The commissioner of the US Food and Drug Administration, Dr. Stephen Hahn, is warning against self-medicating with any form of chloroquine phosphate unless prescribed by a doctor.
While the anti-malaria drug chloroquine has been touted by President Trump as a potential treatment for coronavirus, an Arizona man died this week after taking a form of the substance used in aquariums.
“The chloroquine phosphate used for treating aquarium fish is not the same as the FDA-approved chloroquine being studied as a possible treatment for #COVID19,” Hahn said in a series of tweets Wednesday. “We want to warn consumers that this product [is] sold to treat parasites in aquarium fish and may have adverse effects, including serious illness or death, when taken by people.”
Hahn said that there is currently “no FDA-approved treatment” for Covid-19, and he said that chloroquine should only be taken if prescribed by a health care provider and obtained from legitimate sources.

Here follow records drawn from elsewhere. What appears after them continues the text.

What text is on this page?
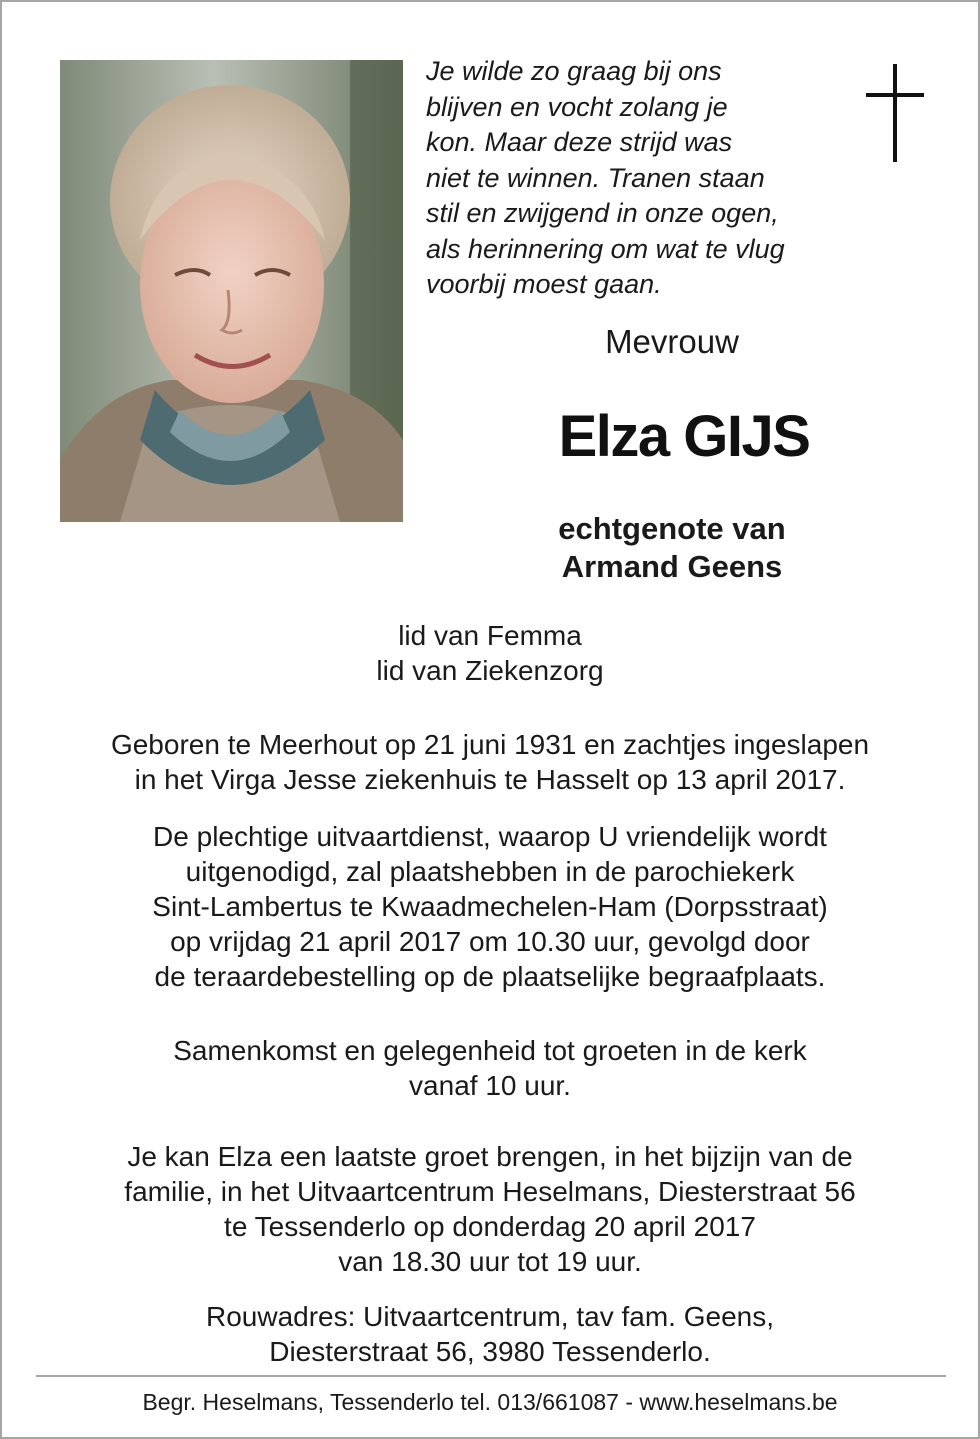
Je wilde zo graag bij ons
blijven en vocht zolang je
kon. Maar deze strijd was
niet te winnen. Tranen staan
stil en zwijgend in onze ogen,
als herinnering om wat te vlug
voorbij moest gaan.
Mevrouw
Elza GIJS
echtgenote van
Armand Geens
lid van Femma
lid van Ziekenzorg
Geboren te Meerhout op 21 juni 1931 en zachtjes ingeslapen
in het Virga Jesse ziekenhuis te Hasselt op 13 april 2017.
De plechtige uitvaartdienst, waarop U vriendelijk wordt
uitgenodigd, zal plaatshebben in de parochiekerk
Sint-Lambertus te Kwaadmechelen-Ham (Dorpsstraat)
op vrijdag 21 april 2017 om 10.30 uur, gevolgd door
de teraardebestelling op de plaatselijke begraafplaats.
Samenkomst en gelegenheid tot groeten in de kerk
vanaf 10 uur.
Je kan Elza een laatste groet brengen, in het bijzijn van de
familie, in het Uitvaartcentrum Heselmans, Diesterstraat 56
te Tessenderlo op donderdag 20 april 2017
van 18.30 uur tot 19 uur.
Rouwadres: Uitvaartcentrum, tav fam. Geens,
Diesterstraat 56, 3980 Tessenderlo.
Begr. Heselmans, Tessenderlo tel. 013/661087 - www.heselmans.be
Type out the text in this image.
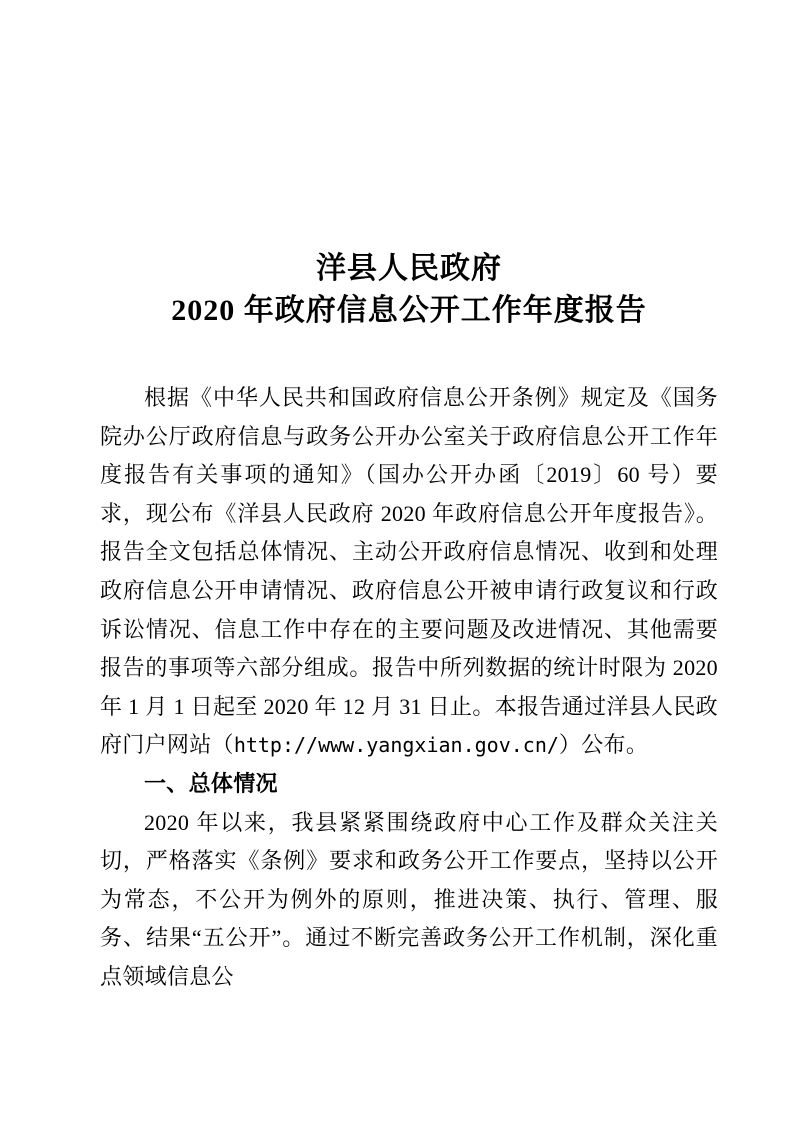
洋县人民政府
2020 年政府信息公开工作年度报告

根据《中华人民共和国政府信息公开条例》规定及《国务院办公厅政府信息与政务公开办公室关于政府信息公开工作年度报告有关事项的通知》（国办公开办函〔2019〕60 号）要求，现公布《洋县人民政府 2020 年政府信息公开年度报告》。报告全文包括总体情况、主动公开政府信息情况、收到和处理政府信息公开申请情况、政府信息公开被申请行政复议和行政诉讼情况、信息工作中存在的主要问题及改进情况、其他需要报告的事项等六部分组成。报告中所列数据的统计时限为 2020 年 1 月 1 日起至 2020 年 12 月 31 日止。本报告通过洋县人民政府门户网站（http://www.yangxian.gov.cn/）公布。

一、总体情况

2020 年以来，我县紧紧围绕政府中心工作及群众关注关切，严格落实《条例》要求和政务公开工作要点，坚持以公开为常态，不公开为例外的原则，推进决策、执行、管理、服务、结果“五公开”。通过不断完善政务公开工作机制，深化重点领域信息公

“Some people and companies are trying to profit from the pandemic by selling unproven/illegally marketed products claiming to diagnose, cure, treat or prevent #COVID19,” Hahn said, adding that “these have NOT been evaluated by FDA for safety and effectiveness & might be dangerous to you and your family.”
There is limited evidence, partly from studies on human cells, that chloroquine – or its closely-related analogue, hydroxychloroquine – could have antiviral effects.
Doctors in China, France, the US and other countries have used the drug experimentally in Covid-19 patients, but there is not yet sufficient clinical evidence that it's effective in humans.